Today we had a meeting with Squeaker’s school to update his IEP based on how his performance so far this school year. We agreed before the year started to meet again about a month after the year began just to give him some time to adjust and see how he’d really do since he never really had a year of full integration in regular education classes. Honestly, I’m proud of how far he’s come. He rocks the casbah when compared to where he started. At these kinds of meetings, though, they like to drag out work comparisons to show us how he could do if he didn’t have a disability. Compared to his classmates, I guess it’s easy to feel discouraged or like we’re just not doing enough.
I’ll admit, I felt a bit crestfallen about some things. They showed me his writing and told me that he writes one three-word sentence in comparison to his classmates, who now write 3-5 sentences. He does not use capitals, periods, or spaces between words.

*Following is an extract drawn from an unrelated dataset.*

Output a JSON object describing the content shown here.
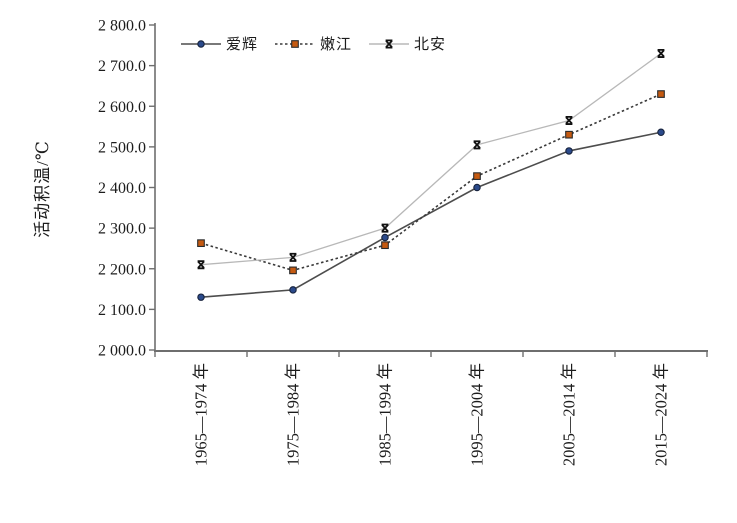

His reading level still shows as far below. Much of that shows up because he’s adding words while reading and he’s not able to retell the story. At home, he can retell if we read with him, but they do not get the same results there. We got shown his spelling test and he failed it, even though he knew every single word when quizzed at home. We got shown samples of his classmates’ spelling tests compared to his (his writing compared to his). How do you even compare that, honestly? We know his writing won’t look like theirs.
In math, at least he had average scores. We told them he could do the math during the summer when he had bombed their test, but they didn’t believe us then. Now they believe us. He guesses and is careless when answering questions, but we know he can do more. He doesn’t perform the way he should all of the time, but he did do well on one math test. His ability to answer word problems, though, is limited.
I could go on about all the things he needs to work on, but that’s pointless. Getting upset about all those things? Why do I do that? Yeah, okay, I could compare him to his peer group all I want. I’ll set us up for disappointment. As Theodore Roosevelt said, “Comparison is the thief of joy,” and when we compare ourselves others, we will always feel disappointment. I won’t allow my son to feel that disappointment. I will only compare him to himself. And let me just say, compared to the little guy we saw even just from a month ago, I’m pretty darn impressed! Hell, even they can now see that he can do so much more than they imagined.
We have some things to work on, and we will continue to work on them. Every bit of progress he makes beyond where he started, we’ll cheer him on. And yes, we’ll get frustrated when he doesn’t do what we know he can accomplish, but we only ever need to look at where he is relative to where he came from.
In the end, we accomplished what we came to the meeting for. We got information about him and what he has done so far this year. They let us know what they plan to do to help him get farther, which means a lot because we know they will continue to work with him and come up with solutions. We shared information about where we know he’s at and what he’s doing at home. And finally, we got things modified officially on his IEP.
I just wish we didn’t have to ruminate over how Squeaker did in comparison to his classmates. I’m good with just knowing how his current levels and what he’s doing in class. Telling me his grades, showing me his work, and telling me what’s expected of him versus what he’s doing should really serve as sufficient enough information. I can figure it all out well enough. In either case, I just know that my son has shown improvement and that we’re getting somewhere and right now, that’s got to be good enough.